Resort coincides with holiday on the retail floor and fittingly accessories designers showed assortments that can do double duty.
Brett Heyman of Edie Parker felt festive with her resort offering, making a variety of novelty games to round out a home collection that she has been working on for a few seasons. “Developing the games took a while, but I think they look unique, original and very exciting,” she said. The bags this season took cues from the works of Henri Matisse, incorporating his sorbet-hued tones and cutout details.
Charlotte Olympia, who recently closed her U.S. stores, is recalibrating to focus on the wholesale market and online presence in the states. For resort, she has party season in mind with Olympia saying the collection is for the “party animal within, using a range of colors textures and leopard prints” on a lineup that includes snakeskin-printed platform sandal pumps, satin mules and brightly colorful slip-on sneakers. On the other hand, Sophia Webster is thinking about getting away, using the culture of Mexico including its colors and ceramic art and woven crafts as inspirations which translated to updates to her signature butterfly winged pumps and silver cowboy boot with butterfly detail stitching.

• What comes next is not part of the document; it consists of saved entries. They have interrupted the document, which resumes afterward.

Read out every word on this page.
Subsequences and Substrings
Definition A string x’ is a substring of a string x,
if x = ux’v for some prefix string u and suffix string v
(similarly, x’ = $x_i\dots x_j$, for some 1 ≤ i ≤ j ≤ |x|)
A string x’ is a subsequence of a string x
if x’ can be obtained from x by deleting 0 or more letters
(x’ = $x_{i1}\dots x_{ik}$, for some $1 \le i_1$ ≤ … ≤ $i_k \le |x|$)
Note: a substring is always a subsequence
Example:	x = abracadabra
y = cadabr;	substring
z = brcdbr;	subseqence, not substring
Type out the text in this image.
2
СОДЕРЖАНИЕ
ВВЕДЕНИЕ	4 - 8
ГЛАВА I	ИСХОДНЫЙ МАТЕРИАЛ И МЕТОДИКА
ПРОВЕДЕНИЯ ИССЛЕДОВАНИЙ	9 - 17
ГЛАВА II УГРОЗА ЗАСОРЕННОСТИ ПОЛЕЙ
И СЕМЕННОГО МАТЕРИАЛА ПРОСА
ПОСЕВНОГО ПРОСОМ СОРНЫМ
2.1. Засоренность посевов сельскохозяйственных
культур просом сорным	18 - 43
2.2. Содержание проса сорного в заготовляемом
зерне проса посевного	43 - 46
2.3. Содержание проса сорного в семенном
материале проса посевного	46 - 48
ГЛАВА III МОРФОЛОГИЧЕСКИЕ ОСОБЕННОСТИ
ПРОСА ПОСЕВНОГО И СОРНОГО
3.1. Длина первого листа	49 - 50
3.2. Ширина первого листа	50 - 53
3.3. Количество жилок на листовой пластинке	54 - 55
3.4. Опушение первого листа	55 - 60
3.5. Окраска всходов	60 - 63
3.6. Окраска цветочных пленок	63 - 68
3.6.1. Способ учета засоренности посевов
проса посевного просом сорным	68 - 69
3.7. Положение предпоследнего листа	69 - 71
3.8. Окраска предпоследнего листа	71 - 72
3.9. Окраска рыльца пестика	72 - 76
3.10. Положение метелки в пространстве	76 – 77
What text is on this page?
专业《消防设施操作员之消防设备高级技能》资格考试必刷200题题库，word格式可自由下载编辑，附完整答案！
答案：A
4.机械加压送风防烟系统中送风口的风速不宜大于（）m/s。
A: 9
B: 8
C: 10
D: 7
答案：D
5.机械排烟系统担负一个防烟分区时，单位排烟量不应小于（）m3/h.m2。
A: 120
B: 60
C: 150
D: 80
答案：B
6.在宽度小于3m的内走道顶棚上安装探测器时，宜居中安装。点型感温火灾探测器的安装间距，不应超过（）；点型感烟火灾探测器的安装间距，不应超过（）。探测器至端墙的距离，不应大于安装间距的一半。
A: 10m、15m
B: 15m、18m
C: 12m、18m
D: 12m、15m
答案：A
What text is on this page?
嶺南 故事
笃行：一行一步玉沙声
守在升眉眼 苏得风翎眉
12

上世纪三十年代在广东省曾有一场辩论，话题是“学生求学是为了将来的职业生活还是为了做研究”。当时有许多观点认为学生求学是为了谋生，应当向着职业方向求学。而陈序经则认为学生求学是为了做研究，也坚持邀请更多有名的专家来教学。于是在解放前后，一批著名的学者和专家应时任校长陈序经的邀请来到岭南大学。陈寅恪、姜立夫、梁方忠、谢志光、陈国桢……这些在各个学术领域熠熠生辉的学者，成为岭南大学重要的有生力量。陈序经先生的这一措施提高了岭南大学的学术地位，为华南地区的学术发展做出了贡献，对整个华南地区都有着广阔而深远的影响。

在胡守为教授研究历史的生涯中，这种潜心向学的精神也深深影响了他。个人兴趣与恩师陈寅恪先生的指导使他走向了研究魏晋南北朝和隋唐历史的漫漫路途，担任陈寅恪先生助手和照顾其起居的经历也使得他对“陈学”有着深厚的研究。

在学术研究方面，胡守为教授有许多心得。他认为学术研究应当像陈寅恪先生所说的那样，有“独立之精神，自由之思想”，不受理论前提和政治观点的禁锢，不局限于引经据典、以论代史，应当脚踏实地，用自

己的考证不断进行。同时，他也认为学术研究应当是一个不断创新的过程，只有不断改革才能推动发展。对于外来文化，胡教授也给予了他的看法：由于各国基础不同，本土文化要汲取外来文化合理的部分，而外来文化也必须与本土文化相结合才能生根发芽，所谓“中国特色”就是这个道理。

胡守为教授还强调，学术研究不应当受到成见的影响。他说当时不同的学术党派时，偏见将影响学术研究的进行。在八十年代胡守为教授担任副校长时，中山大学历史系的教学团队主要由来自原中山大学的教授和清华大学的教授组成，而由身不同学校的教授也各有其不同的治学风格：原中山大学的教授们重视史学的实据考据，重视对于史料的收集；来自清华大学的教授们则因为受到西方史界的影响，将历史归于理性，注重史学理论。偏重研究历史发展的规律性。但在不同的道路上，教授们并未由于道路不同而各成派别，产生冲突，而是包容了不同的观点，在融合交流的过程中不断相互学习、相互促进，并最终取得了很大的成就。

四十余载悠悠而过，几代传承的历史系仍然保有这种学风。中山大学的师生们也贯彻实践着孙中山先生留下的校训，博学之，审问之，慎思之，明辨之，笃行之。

Furla’s resort collection is the first for the house that is 100 percent fur free. “There have been great strides in technique and today there are synthetic furs that are incredibly beautiful in colors, volume and touch,” said Fabio Fusi, Furla’s creative director. The new material landed on colorful pouchlike bags, keychains and updated versions of the Metropolis bag.
Hayward designer Marin Hopper, daughter to Dennis Hopper, was influenced by the palette of painter David Hockney’s work from the late Sixties and Seventies in Los Angeles. Hopper’s bag range for resort used Hockney’s lens to produce fabrications in cobalt and dusty orange brocades and embroidered leathers in sandy beiges and snakeskin. New for the season is her “field bag” which took its shape from the camera bags of the Sixties and Seventies.
“As I started research for my resort collection, I was drawn to Slim Aarons’ cinematic images from the Fifties with kitten-heeled women vacationing in Palm Beach,” said designer Paul Andrew about his namesake shoe brand’s resort collection. “The color palette is a reflection of the landscape: with vibrant shades of bougainvillea, hibiscus red, lime leaf and swimming pool aqua, grounded with sun-bleached shades of sand, olive and tan.” Two new silhouettes, a micro block heel with a sleek point toe in suede and a square peep toe sandal with spaghetti like ankle straps, were standouts.